Several big scenes flaunted the studio’s growing expertise with special effects. After Herod challenges John to produce a sign from God, the prophet’s wooden cross lights up and a bolt of fire strikes a statue of Jove, crumbling it to dust. For the final scene, meant to depict the Almighty’s wrath at Salome’s immoral excesses, director Edwards staged a violent sandstorm by activating ten airplane propellers mounted on stationary pillars. Balls of fire exploded on the palace roof, while various electrical devices placed around the set simulated stabs of lightning against the night sky. Hundreds of costumed extras fled Herod’s banquet hall in terror and, assailing her with spiked shields, Roman guards sent Salome to her death.

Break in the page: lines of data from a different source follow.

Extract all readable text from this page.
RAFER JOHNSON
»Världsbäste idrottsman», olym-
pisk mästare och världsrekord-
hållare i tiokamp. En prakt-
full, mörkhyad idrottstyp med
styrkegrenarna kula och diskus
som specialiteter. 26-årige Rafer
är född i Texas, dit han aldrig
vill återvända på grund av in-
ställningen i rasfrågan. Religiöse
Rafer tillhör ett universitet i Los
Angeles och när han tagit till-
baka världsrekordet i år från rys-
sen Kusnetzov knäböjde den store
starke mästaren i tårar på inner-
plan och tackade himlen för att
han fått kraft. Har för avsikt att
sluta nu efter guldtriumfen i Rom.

By the end of filming, Fox had lost interest. He never said why, but he didn’t champion Salome the way he had Cleopatra. Although he supervised the movie’s editing, sloppy errors marred intertitle cards and advertising material. Salome was presented as Herod’s cousin, even though she was actually his stepdaughter; Herod’s wife was called Marian even though she was Herodias in the Bible, and the story allegedly took place in 40 BC, even though it couldn’t have, as John the Baptist was so named because he baptized Christ. (According to general wisdom, John was born around 5 BC and beheaded by Herod in AD 30 or 31.)